Brent crude futures settled at USD 60.23 a barrel, down USD 1.06, or 1.7%. US West Texas Intermediate crude fell USD 1.16, or 2%, to end at USD 57.13 a barrel. Both benchmarks settled at their lowest since February 2021.
Last week, Brent shed 8.3% and WTI lost 7.5% after Saudi Arabia signaled it could cope with a prolonged lower price environment. That offset optimism on the demand side that US-China tariff talks could occur, Saxo Bank analyst Ole Hansen said.
On Saturday, OPEC+ agreed to further speed up oil production hikes for a second consecutive month, raising output in June by 411,000 barrels per day (bpd).
The June increase by eight participants in the OPEC+ group, which includes allies like Russia, will take the total combined hikes for April, May and June to 960,000 bpd. That represents a 44% unwinding of the 2.2 million bpd of various cuts agreed on since 2022, according to Reuters calculations.
“For the producers outside of the OPEC+ group, which is now nearly 60% of global oil supply, the market share gains may have reached a peak if these new barrels are fed into the market and prices move lower,” said Peter McNally, a Third Bridge analyst.
The group could fully unwind its voluntary cuts by the end of October if members do not improve compliance with their production quotas, OPEC+ sources told Reuters.

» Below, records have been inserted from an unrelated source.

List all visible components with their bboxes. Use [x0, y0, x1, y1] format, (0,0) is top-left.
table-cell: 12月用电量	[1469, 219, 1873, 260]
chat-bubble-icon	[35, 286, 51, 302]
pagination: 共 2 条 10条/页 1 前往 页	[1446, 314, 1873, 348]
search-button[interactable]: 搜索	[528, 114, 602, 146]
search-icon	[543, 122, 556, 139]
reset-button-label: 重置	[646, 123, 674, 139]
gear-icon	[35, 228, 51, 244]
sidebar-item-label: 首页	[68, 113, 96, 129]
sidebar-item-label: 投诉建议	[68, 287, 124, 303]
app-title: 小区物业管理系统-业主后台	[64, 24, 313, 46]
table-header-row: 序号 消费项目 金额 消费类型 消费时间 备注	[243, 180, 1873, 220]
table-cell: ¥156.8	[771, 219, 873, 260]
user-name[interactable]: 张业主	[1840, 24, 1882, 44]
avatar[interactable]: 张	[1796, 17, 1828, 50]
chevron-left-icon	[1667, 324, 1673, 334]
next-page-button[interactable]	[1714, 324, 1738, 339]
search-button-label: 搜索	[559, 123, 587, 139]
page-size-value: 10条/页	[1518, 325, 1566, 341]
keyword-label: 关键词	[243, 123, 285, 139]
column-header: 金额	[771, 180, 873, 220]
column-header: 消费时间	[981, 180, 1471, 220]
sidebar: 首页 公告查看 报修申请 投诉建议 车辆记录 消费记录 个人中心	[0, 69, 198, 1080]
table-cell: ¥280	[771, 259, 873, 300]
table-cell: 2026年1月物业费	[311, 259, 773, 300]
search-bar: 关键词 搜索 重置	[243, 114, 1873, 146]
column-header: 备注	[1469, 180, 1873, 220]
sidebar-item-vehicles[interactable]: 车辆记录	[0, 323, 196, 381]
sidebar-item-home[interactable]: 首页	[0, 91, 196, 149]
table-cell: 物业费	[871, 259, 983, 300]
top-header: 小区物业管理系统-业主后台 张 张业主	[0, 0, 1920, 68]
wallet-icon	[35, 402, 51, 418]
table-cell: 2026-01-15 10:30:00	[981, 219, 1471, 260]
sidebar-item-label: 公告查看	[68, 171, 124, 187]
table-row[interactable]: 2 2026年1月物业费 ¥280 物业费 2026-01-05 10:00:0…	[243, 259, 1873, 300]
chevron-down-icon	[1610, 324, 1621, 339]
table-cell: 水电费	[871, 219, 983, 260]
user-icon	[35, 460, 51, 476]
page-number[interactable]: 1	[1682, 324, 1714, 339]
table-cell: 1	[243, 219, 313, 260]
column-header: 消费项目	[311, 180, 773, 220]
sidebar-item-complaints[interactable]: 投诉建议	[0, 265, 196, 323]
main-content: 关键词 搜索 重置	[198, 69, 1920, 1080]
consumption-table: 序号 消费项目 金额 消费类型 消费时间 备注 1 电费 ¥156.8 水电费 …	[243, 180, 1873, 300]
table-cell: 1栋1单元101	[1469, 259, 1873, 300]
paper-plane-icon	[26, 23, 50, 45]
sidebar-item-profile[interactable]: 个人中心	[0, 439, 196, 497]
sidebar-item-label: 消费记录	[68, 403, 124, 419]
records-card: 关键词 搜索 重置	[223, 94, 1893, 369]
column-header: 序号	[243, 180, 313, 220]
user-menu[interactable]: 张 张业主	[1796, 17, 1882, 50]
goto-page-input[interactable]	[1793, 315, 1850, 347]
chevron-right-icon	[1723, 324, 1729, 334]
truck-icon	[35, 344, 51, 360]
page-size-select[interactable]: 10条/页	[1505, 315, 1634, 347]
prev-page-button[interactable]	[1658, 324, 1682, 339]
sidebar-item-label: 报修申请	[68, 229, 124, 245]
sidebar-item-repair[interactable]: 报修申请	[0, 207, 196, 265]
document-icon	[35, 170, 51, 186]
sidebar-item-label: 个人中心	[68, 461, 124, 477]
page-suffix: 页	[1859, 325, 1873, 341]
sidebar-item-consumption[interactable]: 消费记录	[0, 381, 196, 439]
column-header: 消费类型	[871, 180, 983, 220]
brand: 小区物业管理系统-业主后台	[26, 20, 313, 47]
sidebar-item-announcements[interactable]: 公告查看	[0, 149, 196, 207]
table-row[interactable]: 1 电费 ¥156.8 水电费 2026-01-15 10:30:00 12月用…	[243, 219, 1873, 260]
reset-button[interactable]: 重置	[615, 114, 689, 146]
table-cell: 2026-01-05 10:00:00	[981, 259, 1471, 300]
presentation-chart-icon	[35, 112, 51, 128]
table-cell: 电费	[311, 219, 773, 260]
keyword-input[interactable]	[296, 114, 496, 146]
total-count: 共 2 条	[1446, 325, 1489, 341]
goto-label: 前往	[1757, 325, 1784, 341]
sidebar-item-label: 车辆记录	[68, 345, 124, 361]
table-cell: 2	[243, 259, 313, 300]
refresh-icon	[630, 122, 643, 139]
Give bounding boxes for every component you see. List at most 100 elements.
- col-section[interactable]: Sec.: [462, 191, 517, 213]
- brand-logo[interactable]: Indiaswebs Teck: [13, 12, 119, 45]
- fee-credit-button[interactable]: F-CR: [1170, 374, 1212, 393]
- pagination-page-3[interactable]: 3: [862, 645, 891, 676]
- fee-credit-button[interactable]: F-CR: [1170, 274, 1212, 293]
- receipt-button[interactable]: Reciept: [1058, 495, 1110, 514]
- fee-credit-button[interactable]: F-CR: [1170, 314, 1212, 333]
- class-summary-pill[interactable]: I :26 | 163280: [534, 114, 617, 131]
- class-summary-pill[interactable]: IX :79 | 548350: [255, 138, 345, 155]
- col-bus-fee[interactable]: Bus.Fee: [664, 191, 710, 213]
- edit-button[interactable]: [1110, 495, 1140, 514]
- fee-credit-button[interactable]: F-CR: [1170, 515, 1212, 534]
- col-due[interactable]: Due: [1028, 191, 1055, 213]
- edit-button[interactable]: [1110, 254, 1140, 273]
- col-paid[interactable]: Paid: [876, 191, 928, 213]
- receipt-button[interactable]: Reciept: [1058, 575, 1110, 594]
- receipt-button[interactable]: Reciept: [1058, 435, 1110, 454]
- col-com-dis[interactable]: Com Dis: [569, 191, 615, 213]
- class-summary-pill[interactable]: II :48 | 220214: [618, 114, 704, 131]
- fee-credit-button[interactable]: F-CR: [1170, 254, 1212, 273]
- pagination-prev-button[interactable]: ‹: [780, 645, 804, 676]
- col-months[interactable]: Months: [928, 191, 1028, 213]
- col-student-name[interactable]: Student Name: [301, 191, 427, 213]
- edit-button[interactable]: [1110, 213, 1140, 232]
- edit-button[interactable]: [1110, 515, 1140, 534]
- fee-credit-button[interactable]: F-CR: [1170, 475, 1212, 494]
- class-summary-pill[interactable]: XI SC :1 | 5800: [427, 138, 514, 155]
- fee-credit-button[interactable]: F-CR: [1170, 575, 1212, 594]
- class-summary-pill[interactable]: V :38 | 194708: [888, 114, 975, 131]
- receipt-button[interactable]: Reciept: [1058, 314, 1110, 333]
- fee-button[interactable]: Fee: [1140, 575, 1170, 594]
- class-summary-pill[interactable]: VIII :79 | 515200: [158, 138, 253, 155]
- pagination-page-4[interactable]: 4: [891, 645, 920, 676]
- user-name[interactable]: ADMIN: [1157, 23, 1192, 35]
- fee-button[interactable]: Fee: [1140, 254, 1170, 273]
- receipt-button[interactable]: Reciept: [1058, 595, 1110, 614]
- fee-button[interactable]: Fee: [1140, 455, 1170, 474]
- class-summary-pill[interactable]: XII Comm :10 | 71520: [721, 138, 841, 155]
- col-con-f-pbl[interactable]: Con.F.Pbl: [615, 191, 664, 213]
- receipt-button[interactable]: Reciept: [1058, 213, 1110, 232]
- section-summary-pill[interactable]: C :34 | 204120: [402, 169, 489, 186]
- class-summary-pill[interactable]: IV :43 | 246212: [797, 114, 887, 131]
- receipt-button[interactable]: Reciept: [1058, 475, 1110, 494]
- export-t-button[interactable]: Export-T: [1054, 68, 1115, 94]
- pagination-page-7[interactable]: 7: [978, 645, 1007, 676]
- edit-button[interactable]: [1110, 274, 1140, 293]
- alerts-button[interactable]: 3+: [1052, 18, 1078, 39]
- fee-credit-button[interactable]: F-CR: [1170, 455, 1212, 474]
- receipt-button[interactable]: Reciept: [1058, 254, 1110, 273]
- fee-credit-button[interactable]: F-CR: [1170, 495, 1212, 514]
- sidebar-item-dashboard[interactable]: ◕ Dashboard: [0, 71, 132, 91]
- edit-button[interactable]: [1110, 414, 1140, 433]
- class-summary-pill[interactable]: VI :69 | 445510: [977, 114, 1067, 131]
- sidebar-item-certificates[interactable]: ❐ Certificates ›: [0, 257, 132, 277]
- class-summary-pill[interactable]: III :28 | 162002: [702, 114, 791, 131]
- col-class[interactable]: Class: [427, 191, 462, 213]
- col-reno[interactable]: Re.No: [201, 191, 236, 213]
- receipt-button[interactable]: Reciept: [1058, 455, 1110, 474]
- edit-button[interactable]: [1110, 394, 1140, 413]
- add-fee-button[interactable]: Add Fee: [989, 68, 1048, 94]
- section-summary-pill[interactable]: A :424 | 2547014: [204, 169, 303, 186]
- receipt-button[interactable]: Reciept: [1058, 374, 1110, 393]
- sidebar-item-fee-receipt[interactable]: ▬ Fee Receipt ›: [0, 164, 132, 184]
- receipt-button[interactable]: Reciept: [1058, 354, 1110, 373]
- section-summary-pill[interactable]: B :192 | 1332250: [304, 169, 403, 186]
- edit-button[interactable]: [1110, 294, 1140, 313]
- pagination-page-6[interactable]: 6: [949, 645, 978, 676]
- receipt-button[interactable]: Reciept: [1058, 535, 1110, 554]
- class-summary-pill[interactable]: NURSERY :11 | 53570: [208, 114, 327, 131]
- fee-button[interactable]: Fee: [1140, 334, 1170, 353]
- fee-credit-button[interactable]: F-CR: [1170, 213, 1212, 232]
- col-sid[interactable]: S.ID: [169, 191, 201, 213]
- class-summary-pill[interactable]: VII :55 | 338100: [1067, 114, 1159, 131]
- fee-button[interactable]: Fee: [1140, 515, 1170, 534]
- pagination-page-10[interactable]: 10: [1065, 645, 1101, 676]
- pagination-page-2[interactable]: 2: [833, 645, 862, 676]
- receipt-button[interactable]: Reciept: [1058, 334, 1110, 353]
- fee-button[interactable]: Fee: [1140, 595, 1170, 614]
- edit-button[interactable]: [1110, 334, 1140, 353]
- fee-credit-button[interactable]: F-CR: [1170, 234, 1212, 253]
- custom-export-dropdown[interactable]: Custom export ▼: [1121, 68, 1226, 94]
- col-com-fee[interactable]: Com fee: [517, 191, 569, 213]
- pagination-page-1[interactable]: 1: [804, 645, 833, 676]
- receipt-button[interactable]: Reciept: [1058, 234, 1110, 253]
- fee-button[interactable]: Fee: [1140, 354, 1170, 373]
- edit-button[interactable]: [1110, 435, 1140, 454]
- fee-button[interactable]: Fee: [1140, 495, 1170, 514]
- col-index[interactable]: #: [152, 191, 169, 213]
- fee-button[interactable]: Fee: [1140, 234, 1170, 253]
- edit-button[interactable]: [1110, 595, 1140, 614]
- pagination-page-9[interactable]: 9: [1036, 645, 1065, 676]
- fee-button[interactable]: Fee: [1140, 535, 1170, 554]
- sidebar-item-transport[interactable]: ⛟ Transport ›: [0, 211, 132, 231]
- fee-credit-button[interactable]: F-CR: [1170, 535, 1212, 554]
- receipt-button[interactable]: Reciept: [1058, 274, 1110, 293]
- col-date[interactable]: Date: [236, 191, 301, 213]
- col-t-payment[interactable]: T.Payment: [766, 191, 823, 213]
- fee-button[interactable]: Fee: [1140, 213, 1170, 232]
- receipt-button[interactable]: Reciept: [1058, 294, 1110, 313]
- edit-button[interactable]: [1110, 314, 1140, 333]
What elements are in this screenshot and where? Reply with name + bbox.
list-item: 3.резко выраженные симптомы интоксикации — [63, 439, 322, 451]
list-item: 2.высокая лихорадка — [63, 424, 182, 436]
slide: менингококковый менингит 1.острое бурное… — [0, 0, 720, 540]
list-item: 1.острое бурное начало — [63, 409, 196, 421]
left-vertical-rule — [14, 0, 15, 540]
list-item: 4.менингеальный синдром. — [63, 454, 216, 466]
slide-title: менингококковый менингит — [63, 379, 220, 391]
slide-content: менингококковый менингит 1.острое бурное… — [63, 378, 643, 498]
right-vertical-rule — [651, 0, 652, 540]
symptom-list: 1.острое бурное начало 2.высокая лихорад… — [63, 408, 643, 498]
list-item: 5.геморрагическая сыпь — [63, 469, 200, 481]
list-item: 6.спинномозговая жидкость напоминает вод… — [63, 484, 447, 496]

OPEC+ sources have said Saudi Arabia is pushing OPEC+ to speed up the unwinding of earlier output cuts to punish fellow members Iraq and Kazakhstan for poor compliance with their production quotas.
“The production increase, instigated by Saudi Arabia, is as much about challenging US shale supply as it is to penalize members that have benefited from higher prices while flouting their production limits,” Saxo Bank’s Hansen said.
ING and Barclays have also lowered their Brent crude forecasts following the OPEC+ decision.
Barclays reduced its Brent forecast by USD 4 to USD 66 a barrel for 2025 and by USD 2 to USD 60 for 2026, while ING expects Brent to average USD 65 this year, down from USD 70 previously.
“Expectations of mounting global oil inventories in the coming months given the demand deterioration expected off of the Trump tariffs is tending to accentuate bearish supply-side news,” Jim Ritterbusch, of US energy consultancy Ritterbusch and Associates, said in a note.
Widespread recession fears and weak refined fuel import demand are also weighing on oil prices, said David Wech, chief economist at Vortexa, adding that since mid-February the data analytics firm had noted an approximate 150 million-barrel build in global crude stocks in onshore tanks and on tankers at sea.
Oil below USD 50 a barrel could hurt final investment decisions for offshore projects, Girish Saligram, CEO of oilfield services company Weatherford International, said at the Offshore Technology Conference in Houston.
“If we see prices sustain below USD 50 a barrel, I think it could create a little bit of a lull for some of the new final investment decisions,” Saligram said.